I saw her in Tesco a few weeks back and she was full of excuses, she said she never gets a minute to herself and is always working yet her facebook page says differently, she's always out with friends and stuff. Even if she was busy surely it wouldn't kill her to take 2 minutes out to text or even just reply.
When I saw her she said "How's the baby? I've only see him once in 7 months, I'm so ashamed of myself, I'll definitely pop up on Friday"...Needless to say there was no sign of her on Friday and no text t say she wasn't coming.

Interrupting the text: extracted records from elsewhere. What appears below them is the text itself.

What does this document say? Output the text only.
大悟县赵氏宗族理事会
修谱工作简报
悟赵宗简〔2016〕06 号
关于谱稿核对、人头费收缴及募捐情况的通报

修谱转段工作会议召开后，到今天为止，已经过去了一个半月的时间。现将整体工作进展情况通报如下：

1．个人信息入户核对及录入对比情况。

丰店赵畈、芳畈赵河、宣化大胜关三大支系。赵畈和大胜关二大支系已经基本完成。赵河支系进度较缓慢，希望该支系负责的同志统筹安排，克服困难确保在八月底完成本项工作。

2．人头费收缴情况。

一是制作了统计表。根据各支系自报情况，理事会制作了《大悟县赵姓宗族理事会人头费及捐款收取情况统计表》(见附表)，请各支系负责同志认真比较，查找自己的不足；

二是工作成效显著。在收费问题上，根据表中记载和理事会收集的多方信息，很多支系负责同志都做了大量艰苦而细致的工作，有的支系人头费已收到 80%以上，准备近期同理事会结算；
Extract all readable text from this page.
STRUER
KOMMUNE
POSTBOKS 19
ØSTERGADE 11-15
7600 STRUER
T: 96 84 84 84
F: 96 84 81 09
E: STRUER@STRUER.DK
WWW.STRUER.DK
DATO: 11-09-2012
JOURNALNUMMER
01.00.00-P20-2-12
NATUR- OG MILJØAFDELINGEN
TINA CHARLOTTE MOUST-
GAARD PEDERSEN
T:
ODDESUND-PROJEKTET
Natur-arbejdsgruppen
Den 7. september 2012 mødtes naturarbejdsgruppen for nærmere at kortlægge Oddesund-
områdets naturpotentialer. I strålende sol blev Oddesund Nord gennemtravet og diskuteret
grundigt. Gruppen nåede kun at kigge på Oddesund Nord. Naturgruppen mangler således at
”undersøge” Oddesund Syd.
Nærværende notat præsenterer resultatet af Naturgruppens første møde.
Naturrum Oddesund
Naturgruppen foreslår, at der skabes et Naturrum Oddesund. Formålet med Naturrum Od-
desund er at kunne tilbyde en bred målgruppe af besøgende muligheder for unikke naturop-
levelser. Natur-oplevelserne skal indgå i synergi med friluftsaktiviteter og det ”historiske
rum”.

Anyway, today she emailed me for the first time in months and months just to find out some gossip about a mutual friend and it really annoyed me so I was really really blunt with her.

We're booking our wedding soon and I was going to ask her to be bridesmaid, there's no chance of that now though!

AIBU?

OP posts:
WibblyWobblyHead · 09/04/2015 20:42

She's just posted photos on facebook from today, her and our other friend went to a country park with their kids.

Would just be nice to be included

OP posts:
WorraLiberty · 09/04/2015 20:47

How many times have you been to visit her since having your DS?

OttiliaVonBCup · 09/04/2015 21:10

I've never heard that saying and I would disagree with it.

Did you go and visit her when she had her DC?

WonderingWillow · 09/04/2015 21:15

YANBU. You were there when she wanted you, and then she dropped you when it got too much or there was a risk you wanted something more from the friendship. Now it's awkward because you've seen her.

Drop her like a hot potato if she's being flakey. It's one quality I cannot bear.

WibblyWobblyHead · 09/04/2015 21:17

When she has her baby I was there all the time helping out / babysitting etc that's why I thought she'd be more supportive.

Worra - I've asked her loads of times about popping up or whatever but she always says she's not in or some other excuse.

I can't be bothered anymore, seems I've been the only one trying and she's not interested x

OP posts:
Iliveinalighthousewiththeghost · 09/04/2015 21:18

I always seem to bring it back to this but could she be jealous. I know she has a child but she could be trying again. Clutching at straws yes but it's a possibility. 2 of my friends were pregnant a few years ago. I just cut off from them during their pregnancies. And still don't see them now.

Kewcumber · 09/04/2015 21:37

I was going through ivf (failed) when my friend had her young baby and I still managed to stay in touch and be supportive though I can understand others might not be able to do so. But if you can't be a real friend to someone at the time when they probably need it most then you really aren't a friend at all and its best for you to drop the friendship.

A true friend would say "I'm sorry I'm being a bit rubbish but I'm TTC and failing and am finding babies a bit hard going at the moment"

Regardless of the reason someone who doesn't actually make any effort to see you isn't really a friend anymore even if they once were.